I could have shown my love
So much more than I did -
I never, did it enough
Even when I was a kid.
Now it's too late to do or say
All those things I wish I had -
No way to ease the pain inside
When my heart is sad.
She was my "anchor" to this life -
The "rock", that I clung to -
The place, where I could turn
When, nowhere else would do.
Now, the ravages of time
Have worn my "rock" away -
And all I have to cling to
Are memories of yesterday
I'm sorry mom that i wasn't there for you at the end but i couldn't deal with my emotions and the thought of losing you ...i wasn't ready to deal with it ....I'm also sorry to my brothers and sisters for being distant towards them in this time of need but our moms death hit me harder then i thought it would. i really truly love this lady with all my heart and soul. my mom will always be in my heart .. please forgive me ....love your chunglee"
"It's always hard to say goodbye to a very special woman, at least now your in no more pain and your in a beautiful place with a lot peace.
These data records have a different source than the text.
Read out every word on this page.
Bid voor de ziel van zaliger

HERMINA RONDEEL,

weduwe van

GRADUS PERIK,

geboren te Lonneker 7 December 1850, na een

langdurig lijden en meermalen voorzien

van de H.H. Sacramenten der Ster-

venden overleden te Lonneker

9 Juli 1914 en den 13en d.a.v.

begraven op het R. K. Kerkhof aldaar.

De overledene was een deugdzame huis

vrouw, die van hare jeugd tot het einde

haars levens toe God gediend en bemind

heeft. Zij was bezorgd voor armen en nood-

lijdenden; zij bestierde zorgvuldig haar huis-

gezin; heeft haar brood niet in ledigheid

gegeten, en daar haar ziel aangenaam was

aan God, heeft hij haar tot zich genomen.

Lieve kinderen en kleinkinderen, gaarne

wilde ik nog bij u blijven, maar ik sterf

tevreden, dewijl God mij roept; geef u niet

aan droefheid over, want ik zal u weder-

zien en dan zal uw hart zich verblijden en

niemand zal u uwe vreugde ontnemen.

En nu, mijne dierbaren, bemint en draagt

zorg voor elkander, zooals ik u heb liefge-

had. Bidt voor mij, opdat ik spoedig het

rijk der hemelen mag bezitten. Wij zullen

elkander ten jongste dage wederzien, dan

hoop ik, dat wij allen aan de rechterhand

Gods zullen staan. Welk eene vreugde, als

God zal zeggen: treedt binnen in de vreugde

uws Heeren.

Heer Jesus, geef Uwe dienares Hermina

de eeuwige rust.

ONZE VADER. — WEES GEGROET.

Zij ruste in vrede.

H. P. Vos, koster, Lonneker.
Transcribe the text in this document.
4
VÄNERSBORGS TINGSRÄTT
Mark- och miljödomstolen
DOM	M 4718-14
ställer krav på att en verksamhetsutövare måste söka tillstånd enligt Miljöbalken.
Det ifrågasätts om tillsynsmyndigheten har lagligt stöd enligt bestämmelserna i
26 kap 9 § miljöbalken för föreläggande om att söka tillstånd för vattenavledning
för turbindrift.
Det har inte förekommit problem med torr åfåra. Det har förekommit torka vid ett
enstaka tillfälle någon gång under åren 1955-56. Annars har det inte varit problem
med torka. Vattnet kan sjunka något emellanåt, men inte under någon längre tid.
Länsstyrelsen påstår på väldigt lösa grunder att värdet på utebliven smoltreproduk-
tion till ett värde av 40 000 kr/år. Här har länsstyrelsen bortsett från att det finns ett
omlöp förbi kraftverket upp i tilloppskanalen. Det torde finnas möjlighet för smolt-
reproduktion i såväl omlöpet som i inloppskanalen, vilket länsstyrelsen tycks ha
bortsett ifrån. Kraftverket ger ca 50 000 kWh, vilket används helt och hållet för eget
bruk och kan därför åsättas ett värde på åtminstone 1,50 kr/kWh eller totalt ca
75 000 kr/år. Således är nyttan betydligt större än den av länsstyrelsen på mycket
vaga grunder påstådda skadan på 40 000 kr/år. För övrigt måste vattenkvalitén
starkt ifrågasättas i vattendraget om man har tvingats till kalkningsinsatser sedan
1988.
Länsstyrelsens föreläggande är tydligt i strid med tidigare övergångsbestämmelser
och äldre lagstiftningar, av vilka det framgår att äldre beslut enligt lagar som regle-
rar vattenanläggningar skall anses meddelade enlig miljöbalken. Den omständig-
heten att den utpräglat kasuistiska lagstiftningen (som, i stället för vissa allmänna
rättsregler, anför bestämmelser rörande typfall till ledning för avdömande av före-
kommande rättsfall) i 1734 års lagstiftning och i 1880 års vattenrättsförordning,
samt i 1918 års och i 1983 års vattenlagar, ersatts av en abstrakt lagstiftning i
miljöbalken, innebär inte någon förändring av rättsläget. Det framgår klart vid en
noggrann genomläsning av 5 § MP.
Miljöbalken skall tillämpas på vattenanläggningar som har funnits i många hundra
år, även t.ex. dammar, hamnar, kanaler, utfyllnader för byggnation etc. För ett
Your were always there when i needed you . You opened your home to me when I needed somewhere to stay. Your kids are my friends for life. They inherited your big heart, Charles, Mary, and Rebecca I Love them very much. Over the years your son JR has ended up being my one and only best friend I'll ever have, White Cloud you will always be in my heart, You'll be forever missed but never forgotten. Love you always Tina Burnard (aka: Bread ans Butter).........."
"I know in these times of loss it is hard to say goodbye,when we did hangout wytecloud was always cool to be around and you better beleave that all my memories are good ones of hangout with you and your kids wytecloud,forever missed,always loved,and never foregotten!!!!!! With much love and Respect"
"Well girl you will be missed dearly. You will always be looked upon every time we look up WHITE CLOUD. For ever in our hearts"
""I love you mom , you will always be in my heart. No matter how any of us kids turned out , or what kind of trouble we got into, you was always proud of us .... We never had no secrets , maybe bcuz somehow no matter what u always seemed to find out. This has been the hardest thing ever for me , just know mom that you are loved so much , and anyone that has ever met you WILL NEVER FORGET YOU ♥Love REBECCA ROBERTA THOMAS HILTON""
"Even though you were not my biological mother you were like my mama you took care of me looked out for me and kicked my butt when need and I loved you very much. Im sorry I didnt keep in touch like I should have I wish you could have meet my kids they would have loved you. I remember you waking me and Becky by yelling " good morning sunshine time for school." You will for ever be in my heart."
"You were the first person I met when I came into this world and I held your hand til you left this world... The hardest thing I've ever had to do was tell you goodbye for now until we meet again. I promised you I would stay by your side always and that's where I will always be.... If I had the choice to do it all over again I would do exactly the same just to spend every last second with you... I have regrets of the time we lost in the last year's you were here but I remember the lifetime of memories we shared and I smile and all regrets go out the door... I love you so much mom and you will never be forgotten. I promise to carry on all the strength and love that you showed us as a mother and pass it on to your grandchildren and great grandchildren and all the way down the long line of our beautiful family. With love always and forever, Your Daughter, ♡♡♡Mary ♡♡♡"
"May this light burn forever in your memory ,
even though you are not with us in the flesh you are surly with us in spirit and in heart forever.may you guide us through the good times & bad times."